Now fast forward five years. Recently, the USDA’s Economic Research Service (ERS) released a report conducted on a study of the Agriculture Marketing Service (AMS), and its selection tactics of ground beef for the National School Lunch Program (NSLP).
According to the report, in 2011 the AMS purchased $150 worth of ground beef products. Of that, one-third was raw and two-thirds was precooked product including, hamburger patties, Salisbury steaks and ground beef.
“Because ground beef is a staple of school menus and has suffered a number of product recalls in recent years, AMS gives the food safety of ground beef particular attention. AMS requires ground beef suppliers to adhere to strict tolerances for Salmonella spp and other potentially harmful pathogens. At the same time, AMS is obligated to select low-cost bidders that agree to meet its standards. Ground beef suppliers achieve food safety by investing in sanitation and cleaning. However, these food safety investments are costly and must be recouped through a higher bid price.
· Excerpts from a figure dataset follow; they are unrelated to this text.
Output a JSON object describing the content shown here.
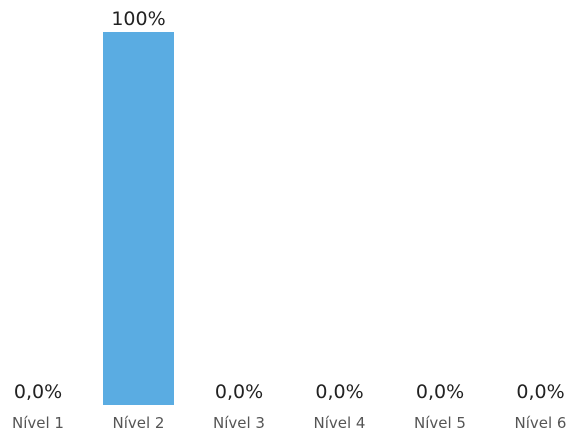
{
  "chart_data": {
    "type": "bar",
    "categories": [
      "Nível 1",
      "Nível 2",
      "Nível 3",
      "Nível 4",
      "Nível 5",
      "Nível 6"
    ],
    "values": [
      0,
      100,
      0,
      0,
      0,
      0
    ],
    "data_labels": [
      "0,0%",
      "100%",
      "0,0%",
      "0,0%",
      "0,0%",
      "0,0%"
    ],
    "ylim": [
      0,
      100
    ],
    "unit": "%",
    "bar_color": "#5aace2",
    "grid": false,
    "legend": "none"
  }
}
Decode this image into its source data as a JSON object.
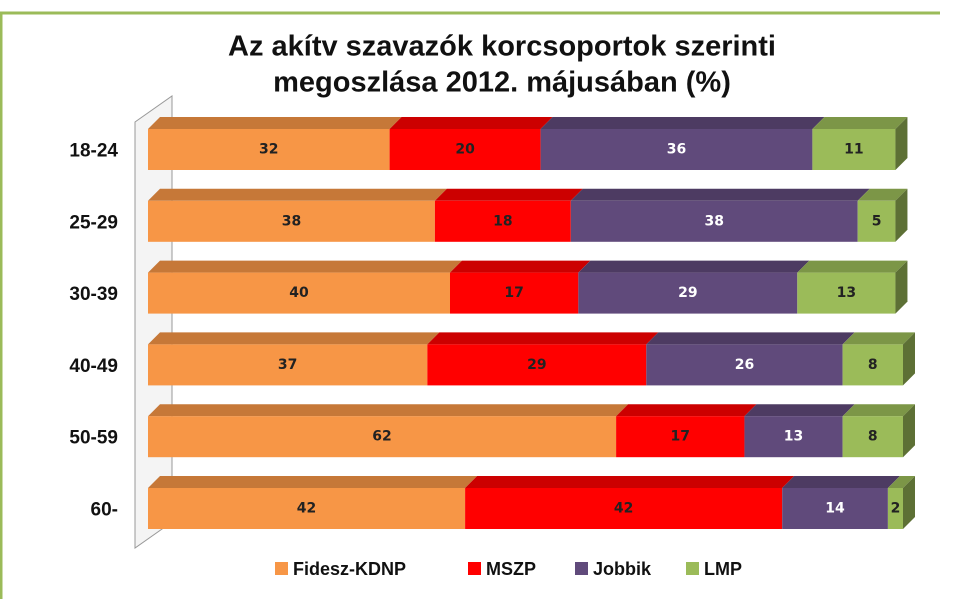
{
  "chart_data": {
    "type": "stacked-bar-horizontal",
    "title": "Az akítv szavazók korcsoportok szerinti megoszlása 2012. májusában (%)",
    "title_lines": [
      "Az akítv szavazók korcsoportok szerinti",
      "megoszlása 2012. májusában (%)"
    ],
    "categories": [
      "18-24",
      "25-29",
      "30-39",
      "40-49",
      "50-59",
      "60-"
    ],
    "series": [
      {
        "name": "Fidesz-KDNP",
        "color": "#f79646",
        "values": [
          32,
          38,
          40,
          37,
          62,
          42
        ]
      },
      {
        "name": "MSZP",
        "color": "#ff0000",
        "values": [
          20,
          18,
          17,
          29,
          17,
          42
        ]
      },
      {
        "name": "Jobbik",
        "color": "#604a7b",
        "values": [
          36,
          38,
          29,
          26,
          13,
          14
        ]
      },
      {
        "name": "LMP",
        "color": "#9bbb59",
        "values": [
          11,
          5,
          13,
          8,
          8,
          2
        ]
      }
    ],
    "legend": "bottom"
  }
}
AMS ground beef suppliers must, therefore, carefully evaluate their bid price relative to their food safety investments,” states the report.
Findings from the ERS researchers include:
“• The food safety performance of active AMS ground beef suppliers to NSLP exceeded the performance of inactive AMS and commercial market suppliers, suggesting that AMS standards encourage superior food safety performance. The data show that Salmonella spp contamination in ground beef tested by AMS was nearly absent.
• The food safety performance of inactive AMS ground beef suppliers was worse than that of all other ground beef suppliers on tests that were one-half to one-tenth the FSIS tolerance for Salmonella spp.
• These relatively weak results imply that AMS’s priority on low costs may encourage suppliers that invest less in food safety to seek AMS approval to supply NSLP. Nonetheless, inactive suppliers performed very well, on average, greatly exceeding the FSIS tolerance for Salmonella spp.
• The food safety performance of active AMS ground beef suppliers on products sold in the commercial market matched that of commercial suppliers and surpassed that of inactive AMS ground beef suppliers on standards that were one-half, one-fourth, and one-tenth the FSIS tolerance for Salmonella spp.
• Some evidence suggests that AMS suppliers consider their food safety performance prior to bidding on contracts to supply the NSLP and place bids only if they are confident their performance meets AMS food safety standards. AMS suppliers that do not bid on NSLP contracts sell their ground beef in the commercial market to other buyers.”